B. Produce naming and descriptions

  1. It is a criminal offence10 to use any name or any other indication, in any manner, in connection with the sale of produce which is likely to give a false or misleading impression about its:11
    • nature
    • substance
    • quality
    • identity
    • class
    • grade
    • origin
    • properties
    • manner or place of production.
  2. If the Minister has prohibited the use of certain geographical, or other names and terms in connection with the sale or export of produce, it is an offence to contravene or fail to comply with the prohibition – including such conditions as it may embody.12

  3. No person may use any of the prescribed distinctive marks (or anything likely to create the impression that it is a distinctive mark) unless authorised by the Executive Officer. It is an offence to do otherwise.13

C. Prescribed fees

  1. The Executive Officer can charge you fees in respect of duties and functions he carries out to ensure your compliance with certain of the prohibitions in the Act. It is an offence if you refuse or fail to pay the fees.14

  2. Fees are also payable when you apply for approval to export produce, or sell any imported produce. If you refuse or fail to pay the fees at the prescribed time, it is an offence.15

  3. The same applies when you request approval to use an official ‘distinctive mark’ in respect of your produce.16 Fees are prescribed for such an application, and it is a criminal offence to fail or refuse to pay them.17

D. Permits and authorisations

  1. It is an offence to alter any permit, authorisation, approval, consent, certificate or other document issued in terms of the Act.18

  2. If you are required to be in possession of any such permit (etc.), you must also display it, and it is an offence not to do so.19

  3. It is an offence to forge, or cause to be forged, any document issued in terms of the Act.20

  4. The export of produce may be approved by the Executive Officer subject to certain terms and conditions.
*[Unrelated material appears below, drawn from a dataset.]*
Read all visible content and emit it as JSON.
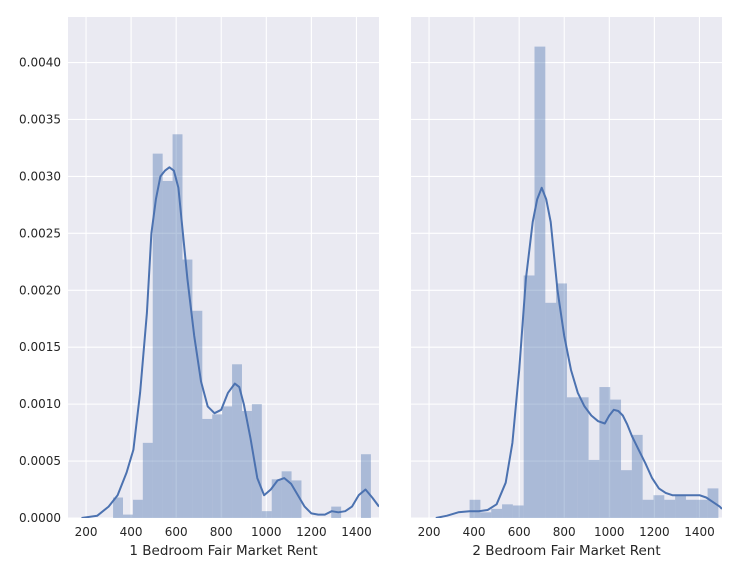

It is an offence to contravene or fail to comply with any such condition.21
  5. The import of produce may also be made subject to conditions, and may not even be removed from the port of entry unless and until the conditions are met. It is a crime to contravene or fail to comply with such a condition.22

  6. Any approval, authorisation or consent in terms of the Act can be granted subject to conditions. It is a crime to contravene or fail to comply with the prohibition.23
  1. As Amended; the latest amendment was effected by Act 63 of 1998. 

  2. Or his delegate. 

  3. Section 11(1)(d). 

  4. Section 11(1)(d) read with Section 3A(1)(b). 

  5. Section 11(1)(e). 

  6. Section 11(1)(f). 

  7. Section 11(1)(g). 

  8. Section 11(1)(h). 

  9. Section 11(1)(a) read with section 9. 
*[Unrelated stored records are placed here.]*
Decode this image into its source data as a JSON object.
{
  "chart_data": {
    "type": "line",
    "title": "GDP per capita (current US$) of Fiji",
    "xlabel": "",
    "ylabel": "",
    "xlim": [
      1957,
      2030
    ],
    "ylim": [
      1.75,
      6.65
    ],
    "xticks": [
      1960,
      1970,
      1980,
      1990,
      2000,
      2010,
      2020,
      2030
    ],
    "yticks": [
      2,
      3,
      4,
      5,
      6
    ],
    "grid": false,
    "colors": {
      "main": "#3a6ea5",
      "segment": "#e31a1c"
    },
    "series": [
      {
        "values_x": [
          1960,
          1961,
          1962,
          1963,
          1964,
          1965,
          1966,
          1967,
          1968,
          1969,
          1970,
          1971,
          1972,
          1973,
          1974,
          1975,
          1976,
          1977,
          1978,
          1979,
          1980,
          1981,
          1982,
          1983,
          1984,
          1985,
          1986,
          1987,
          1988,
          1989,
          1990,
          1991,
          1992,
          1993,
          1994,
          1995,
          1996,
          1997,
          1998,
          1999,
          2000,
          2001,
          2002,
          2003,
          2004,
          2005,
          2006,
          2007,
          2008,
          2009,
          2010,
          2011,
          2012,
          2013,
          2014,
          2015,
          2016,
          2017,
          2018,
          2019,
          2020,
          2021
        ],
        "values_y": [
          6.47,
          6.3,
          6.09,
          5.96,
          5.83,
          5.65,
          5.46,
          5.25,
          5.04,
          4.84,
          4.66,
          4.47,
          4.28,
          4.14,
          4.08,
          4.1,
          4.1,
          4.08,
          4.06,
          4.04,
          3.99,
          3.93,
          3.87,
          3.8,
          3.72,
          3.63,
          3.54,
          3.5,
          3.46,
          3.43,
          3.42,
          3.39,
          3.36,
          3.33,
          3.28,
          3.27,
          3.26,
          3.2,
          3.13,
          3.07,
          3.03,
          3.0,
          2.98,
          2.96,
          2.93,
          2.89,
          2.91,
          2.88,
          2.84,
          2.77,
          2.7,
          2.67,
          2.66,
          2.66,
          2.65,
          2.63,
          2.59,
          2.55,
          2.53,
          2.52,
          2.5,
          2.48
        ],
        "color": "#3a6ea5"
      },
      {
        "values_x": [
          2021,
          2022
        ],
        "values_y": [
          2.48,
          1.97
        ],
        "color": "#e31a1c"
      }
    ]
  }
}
  10. It is also likely to constitute passing-off at common law. 

  11. Section 11 (1)(a) read with section 6. 

  12. Section 11(1)(a) read with section 6A. 
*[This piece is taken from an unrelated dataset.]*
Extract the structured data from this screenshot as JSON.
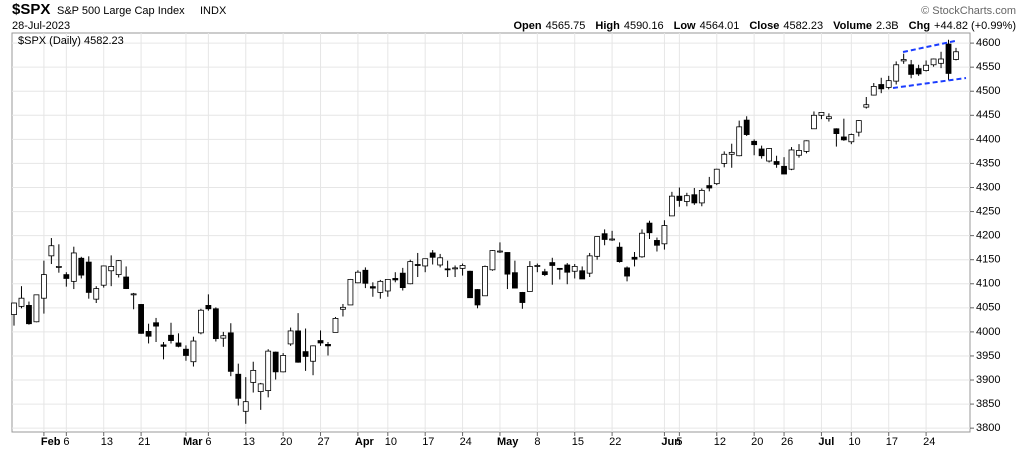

  13. Section 11 (1)(a) read with section 5(2)(c). 

  14. Section 11(1)(b) read with section 3(1A)(b)(i); 3A(4); section 4(2)(b); section 4A(3); section 5(3); section 10(2). 

  15. Section 11(1)(b) read with section 4A(3). 

  16. Distinctive marks can be prescribed for use in relation to the sale of produce, or export thereof, or the management control system or class, grade or production method of the produce, as the case may be. 

  17. Section 11(1)(b) read with section 5(3). 

  18. Section 11(1)(1). 

  19. Section 11(1)(j). 

  20. Section 11(1)(k). 

  21. Section 11(1)(c) read with section 4(3)(a)(i). 

  22. Section 11(1)(c) read with section 4A(1)(b). 

  23. Section 11(1)(c) read with section 16(3)(a).